To prove termination, augment the loop with a ranking function: a non-negative integer expression that strictly decreases on every iteration.

The augmented while rule has two new premises beyond the partial-correctness version:

\frac{I \land C ⟹ R \geq 0 {I \land C \land R = r_{0}} S {I \land R < r_{0}}}{{I} while C do S {I \land \neg C}}

(This is the total-correctness while rule; the partial version had only the second premise, and without the $R < r_{0}$ clause.)

While the loop is running, $R$ is non-negative. One body iteration both preserves the invariant and strictly decreases $R$ . A strictly-decreasing non-negative integer cannot decrease forever, so the loop terminates.

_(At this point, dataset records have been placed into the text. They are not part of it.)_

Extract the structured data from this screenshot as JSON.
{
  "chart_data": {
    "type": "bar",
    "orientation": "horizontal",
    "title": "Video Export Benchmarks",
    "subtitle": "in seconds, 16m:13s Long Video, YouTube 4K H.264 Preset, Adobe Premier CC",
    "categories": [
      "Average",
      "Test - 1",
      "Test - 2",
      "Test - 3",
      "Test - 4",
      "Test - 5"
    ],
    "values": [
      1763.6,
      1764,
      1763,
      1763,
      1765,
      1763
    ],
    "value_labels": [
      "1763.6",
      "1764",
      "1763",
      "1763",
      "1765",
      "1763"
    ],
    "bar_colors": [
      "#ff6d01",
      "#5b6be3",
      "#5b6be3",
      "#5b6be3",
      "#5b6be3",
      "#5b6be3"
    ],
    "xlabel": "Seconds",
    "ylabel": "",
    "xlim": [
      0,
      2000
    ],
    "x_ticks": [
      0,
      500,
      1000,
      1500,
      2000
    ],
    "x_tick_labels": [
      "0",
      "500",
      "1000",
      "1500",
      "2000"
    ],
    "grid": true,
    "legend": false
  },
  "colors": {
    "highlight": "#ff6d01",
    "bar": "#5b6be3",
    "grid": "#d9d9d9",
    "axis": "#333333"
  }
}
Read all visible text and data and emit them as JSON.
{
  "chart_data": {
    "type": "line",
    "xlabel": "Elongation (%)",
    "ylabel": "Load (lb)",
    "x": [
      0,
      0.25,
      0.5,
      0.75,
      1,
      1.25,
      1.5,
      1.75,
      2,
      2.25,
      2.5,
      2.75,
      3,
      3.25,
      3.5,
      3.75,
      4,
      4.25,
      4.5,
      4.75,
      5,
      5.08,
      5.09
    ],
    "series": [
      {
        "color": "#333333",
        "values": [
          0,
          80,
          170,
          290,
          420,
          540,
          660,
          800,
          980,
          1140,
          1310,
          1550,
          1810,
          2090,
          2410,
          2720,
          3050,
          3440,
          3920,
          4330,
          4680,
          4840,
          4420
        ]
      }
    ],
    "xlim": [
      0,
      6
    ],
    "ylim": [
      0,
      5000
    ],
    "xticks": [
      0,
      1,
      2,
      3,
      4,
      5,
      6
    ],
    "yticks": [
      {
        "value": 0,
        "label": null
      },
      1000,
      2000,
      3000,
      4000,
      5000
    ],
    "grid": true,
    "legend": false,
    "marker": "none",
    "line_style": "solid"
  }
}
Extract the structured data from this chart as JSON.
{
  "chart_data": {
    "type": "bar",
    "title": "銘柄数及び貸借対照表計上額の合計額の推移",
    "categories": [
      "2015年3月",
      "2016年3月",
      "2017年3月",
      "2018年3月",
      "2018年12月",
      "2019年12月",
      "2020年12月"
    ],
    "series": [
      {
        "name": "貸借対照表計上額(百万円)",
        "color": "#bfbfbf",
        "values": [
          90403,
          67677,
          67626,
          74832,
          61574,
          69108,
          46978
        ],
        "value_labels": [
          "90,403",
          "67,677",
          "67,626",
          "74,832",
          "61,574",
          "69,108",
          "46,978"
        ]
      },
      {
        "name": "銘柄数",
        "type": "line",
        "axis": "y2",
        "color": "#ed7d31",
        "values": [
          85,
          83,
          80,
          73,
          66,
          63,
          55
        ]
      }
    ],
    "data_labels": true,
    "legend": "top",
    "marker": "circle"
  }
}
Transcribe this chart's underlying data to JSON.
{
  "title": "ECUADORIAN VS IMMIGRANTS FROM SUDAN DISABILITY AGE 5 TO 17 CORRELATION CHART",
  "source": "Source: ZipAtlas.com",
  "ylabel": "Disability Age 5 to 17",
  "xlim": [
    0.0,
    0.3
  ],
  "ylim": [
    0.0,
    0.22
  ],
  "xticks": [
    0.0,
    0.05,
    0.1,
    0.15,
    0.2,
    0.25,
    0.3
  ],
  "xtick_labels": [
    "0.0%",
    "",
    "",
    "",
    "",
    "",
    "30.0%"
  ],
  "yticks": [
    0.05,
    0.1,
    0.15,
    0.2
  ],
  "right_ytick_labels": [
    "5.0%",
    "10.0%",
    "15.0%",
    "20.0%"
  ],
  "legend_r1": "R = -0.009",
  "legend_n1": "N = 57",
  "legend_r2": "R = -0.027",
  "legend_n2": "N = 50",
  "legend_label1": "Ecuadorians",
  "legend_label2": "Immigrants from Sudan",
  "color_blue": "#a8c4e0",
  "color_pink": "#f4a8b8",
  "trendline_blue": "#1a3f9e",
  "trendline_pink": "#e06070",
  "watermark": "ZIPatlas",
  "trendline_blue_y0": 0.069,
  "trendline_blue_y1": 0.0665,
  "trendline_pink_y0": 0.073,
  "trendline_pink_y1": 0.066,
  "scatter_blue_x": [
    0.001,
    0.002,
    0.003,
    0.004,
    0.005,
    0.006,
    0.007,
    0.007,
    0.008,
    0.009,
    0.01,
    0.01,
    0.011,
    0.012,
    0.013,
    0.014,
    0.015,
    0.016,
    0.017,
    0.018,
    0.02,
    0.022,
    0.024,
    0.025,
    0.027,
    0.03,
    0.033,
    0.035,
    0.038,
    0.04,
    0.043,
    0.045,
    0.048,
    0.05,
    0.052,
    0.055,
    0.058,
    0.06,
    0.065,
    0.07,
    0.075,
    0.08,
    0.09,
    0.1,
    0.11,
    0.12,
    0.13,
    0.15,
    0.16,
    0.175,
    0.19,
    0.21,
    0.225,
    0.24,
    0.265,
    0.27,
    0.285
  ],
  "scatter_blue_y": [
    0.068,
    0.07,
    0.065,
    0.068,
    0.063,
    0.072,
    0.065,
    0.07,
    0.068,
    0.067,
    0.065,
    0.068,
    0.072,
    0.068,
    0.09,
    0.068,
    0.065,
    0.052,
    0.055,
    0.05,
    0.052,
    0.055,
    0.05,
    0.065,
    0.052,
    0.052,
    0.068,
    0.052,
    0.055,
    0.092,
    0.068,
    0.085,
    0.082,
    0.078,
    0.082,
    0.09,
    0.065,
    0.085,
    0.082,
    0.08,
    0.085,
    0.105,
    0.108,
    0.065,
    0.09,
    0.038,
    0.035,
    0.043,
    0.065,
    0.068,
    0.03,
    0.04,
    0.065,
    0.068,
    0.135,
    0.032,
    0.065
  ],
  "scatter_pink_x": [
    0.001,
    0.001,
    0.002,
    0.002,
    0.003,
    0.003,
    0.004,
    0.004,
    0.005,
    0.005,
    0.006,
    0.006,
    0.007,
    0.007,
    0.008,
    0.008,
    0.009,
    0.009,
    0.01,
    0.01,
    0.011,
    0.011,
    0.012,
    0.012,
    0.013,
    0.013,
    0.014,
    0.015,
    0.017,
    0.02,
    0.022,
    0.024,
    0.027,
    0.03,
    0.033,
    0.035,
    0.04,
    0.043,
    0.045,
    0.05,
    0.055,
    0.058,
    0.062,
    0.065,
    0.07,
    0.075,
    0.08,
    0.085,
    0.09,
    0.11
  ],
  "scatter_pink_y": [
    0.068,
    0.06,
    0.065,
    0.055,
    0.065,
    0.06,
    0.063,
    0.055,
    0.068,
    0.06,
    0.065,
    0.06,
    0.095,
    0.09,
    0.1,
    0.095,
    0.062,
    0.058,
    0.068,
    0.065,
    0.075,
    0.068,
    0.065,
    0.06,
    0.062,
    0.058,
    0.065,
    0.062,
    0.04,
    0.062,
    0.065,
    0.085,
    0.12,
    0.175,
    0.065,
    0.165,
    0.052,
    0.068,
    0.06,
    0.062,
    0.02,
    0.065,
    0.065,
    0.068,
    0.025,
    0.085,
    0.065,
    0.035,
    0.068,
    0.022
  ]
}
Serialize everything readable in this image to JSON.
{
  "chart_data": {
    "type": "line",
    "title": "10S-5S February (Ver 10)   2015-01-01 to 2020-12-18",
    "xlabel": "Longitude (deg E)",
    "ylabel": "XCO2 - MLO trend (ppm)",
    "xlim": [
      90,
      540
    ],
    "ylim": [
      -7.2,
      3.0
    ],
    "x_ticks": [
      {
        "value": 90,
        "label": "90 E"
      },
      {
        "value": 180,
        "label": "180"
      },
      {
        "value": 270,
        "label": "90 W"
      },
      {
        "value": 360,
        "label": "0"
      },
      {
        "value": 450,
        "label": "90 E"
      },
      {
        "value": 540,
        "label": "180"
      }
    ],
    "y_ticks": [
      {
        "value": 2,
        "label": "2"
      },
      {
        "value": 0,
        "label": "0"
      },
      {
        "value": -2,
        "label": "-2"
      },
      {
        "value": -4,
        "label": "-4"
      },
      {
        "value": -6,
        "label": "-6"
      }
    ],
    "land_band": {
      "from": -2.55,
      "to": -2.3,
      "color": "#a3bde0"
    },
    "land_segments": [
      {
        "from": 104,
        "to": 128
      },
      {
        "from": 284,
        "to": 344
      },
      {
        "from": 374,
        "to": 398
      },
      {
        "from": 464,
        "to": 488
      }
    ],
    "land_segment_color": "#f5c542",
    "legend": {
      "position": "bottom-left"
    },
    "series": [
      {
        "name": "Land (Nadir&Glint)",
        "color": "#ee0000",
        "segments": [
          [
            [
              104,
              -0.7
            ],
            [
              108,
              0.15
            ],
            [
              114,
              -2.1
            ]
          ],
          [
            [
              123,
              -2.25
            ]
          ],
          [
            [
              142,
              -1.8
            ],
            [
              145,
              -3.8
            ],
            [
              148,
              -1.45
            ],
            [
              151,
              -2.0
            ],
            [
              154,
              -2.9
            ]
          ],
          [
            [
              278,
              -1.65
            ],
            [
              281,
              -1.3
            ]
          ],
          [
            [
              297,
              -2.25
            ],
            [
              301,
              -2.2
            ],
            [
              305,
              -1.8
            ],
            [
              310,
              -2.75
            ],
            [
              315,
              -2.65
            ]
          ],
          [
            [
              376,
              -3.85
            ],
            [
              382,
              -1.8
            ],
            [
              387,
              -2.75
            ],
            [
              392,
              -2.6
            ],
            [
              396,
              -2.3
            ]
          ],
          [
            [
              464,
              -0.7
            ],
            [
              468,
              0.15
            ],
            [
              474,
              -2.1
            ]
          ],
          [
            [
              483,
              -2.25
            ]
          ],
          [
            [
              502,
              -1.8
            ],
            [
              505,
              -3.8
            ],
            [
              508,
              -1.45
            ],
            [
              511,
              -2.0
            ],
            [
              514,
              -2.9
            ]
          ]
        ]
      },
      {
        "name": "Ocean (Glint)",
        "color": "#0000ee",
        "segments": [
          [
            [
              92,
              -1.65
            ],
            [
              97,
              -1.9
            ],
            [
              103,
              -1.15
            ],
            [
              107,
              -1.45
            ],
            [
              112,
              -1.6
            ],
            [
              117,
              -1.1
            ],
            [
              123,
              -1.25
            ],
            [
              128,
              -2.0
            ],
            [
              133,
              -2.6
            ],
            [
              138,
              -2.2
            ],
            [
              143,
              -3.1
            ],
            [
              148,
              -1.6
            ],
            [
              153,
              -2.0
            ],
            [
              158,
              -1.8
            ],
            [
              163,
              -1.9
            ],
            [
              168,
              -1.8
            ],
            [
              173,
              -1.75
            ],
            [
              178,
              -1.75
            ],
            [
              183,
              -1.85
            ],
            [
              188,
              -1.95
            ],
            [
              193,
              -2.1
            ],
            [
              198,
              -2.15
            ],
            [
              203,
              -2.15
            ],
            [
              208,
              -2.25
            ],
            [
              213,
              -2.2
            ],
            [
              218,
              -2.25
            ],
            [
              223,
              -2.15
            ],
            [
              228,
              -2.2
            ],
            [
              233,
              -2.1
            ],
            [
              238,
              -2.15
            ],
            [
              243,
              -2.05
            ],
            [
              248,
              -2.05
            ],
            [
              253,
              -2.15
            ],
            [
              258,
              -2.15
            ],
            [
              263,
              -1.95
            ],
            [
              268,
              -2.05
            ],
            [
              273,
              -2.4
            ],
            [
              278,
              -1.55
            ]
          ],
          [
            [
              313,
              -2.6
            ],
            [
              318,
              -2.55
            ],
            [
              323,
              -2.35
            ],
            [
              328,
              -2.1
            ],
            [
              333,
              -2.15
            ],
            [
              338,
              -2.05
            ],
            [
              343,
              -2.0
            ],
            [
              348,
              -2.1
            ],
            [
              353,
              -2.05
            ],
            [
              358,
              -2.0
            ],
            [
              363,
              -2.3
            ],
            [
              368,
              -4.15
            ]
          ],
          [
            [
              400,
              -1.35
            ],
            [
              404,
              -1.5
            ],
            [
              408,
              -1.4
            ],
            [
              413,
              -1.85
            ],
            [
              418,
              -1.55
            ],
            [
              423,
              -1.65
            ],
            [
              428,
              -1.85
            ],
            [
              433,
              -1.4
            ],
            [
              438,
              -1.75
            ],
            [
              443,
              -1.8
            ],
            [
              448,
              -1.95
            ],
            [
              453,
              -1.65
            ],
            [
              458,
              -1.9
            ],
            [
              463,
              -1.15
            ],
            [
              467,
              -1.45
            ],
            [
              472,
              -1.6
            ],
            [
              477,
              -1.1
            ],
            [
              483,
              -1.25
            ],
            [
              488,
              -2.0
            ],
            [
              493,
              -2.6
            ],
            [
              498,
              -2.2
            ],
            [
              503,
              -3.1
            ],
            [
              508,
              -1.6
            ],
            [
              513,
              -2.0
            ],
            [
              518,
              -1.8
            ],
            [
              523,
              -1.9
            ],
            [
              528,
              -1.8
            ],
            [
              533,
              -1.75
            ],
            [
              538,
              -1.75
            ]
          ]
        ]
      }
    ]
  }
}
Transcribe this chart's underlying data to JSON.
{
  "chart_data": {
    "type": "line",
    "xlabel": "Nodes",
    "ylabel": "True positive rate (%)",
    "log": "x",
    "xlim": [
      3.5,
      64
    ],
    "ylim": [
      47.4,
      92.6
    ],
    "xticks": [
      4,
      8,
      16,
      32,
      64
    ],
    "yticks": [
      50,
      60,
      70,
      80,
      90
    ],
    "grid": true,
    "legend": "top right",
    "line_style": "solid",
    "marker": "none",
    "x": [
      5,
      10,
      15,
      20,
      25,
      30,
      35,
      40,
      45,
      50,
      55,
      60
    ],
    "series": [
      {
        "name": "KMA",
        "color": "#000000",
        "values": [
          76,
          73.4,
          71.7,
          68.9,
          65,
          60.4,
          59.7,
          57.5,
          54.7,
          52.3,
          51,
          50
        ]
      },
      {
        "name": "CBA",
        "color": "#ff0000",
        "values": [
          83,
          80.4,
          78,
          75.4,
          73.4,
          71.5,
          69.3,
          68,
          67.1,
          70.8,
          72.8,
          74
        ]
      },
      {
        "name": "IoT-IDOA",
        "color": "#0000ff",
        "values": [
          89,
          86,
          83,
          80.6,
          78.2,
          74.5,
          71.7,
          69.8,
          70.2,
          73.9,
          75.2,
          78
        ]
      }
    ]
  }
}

For Practice's x_to_n with body x = x + 1 and guard x < n, a natural ranking function is n - x. The body grows $x$ by 1 each iteration, so $n - x$ decreases by 1. The invariant x <= n gives $n - x \geq 0$ . The loop terminates within $n - x_{initial}$ iterations.

The L07 connection

L07's Zune section used a related pattern. Inside the loop body, save the current value of the measure into a fresh variable, then assert at the bottom of the body that the new value is strictly smaller. If the assertion ever fails, the loop has run a body iteration without progress, which is the fingerprint of non-termination.

Side by side:

L07 progress assertion (inline)	L08 `decreases` clause (annotation)
Save the measure: `days_old = days`	Declare the measure: `decreases days`
Run the body	Run the body
Assert it decreased: `assert days < days_old`	Engine checks the rank-decrease obligation automatically

The two encodings carry the same proof obligation. L07 inserted the obligation inline as an assertion because L07's engine only handled assertions. L08's annotation version is what production tools expose to the engineer.

In production

Dafny, Why3, and F* accept decreases clauses on loops and on recursive functions, where the same idea applies. When the engineer writes a decreases annotation, the tool checks the rank-decreasing obligation as part of its normal VC Gen output. Total correctness is one annotation away from partial.

Mini IMP does not implement decreases. The engine in lectures/l08/demos/ checks only partial-correctness obligations. The ranking-function rule above is the textbook artifact. Production tools have the rule built in.

Verification as reduction

Verification this week joins SAT, theory solvers, and SMT in the same reduction pattern. Every problem in this course has reduced to a question Z3 can dispatch. VC Gen is the reduction for "is this program correct?" with the loop invariant as the human input the engineer supplies.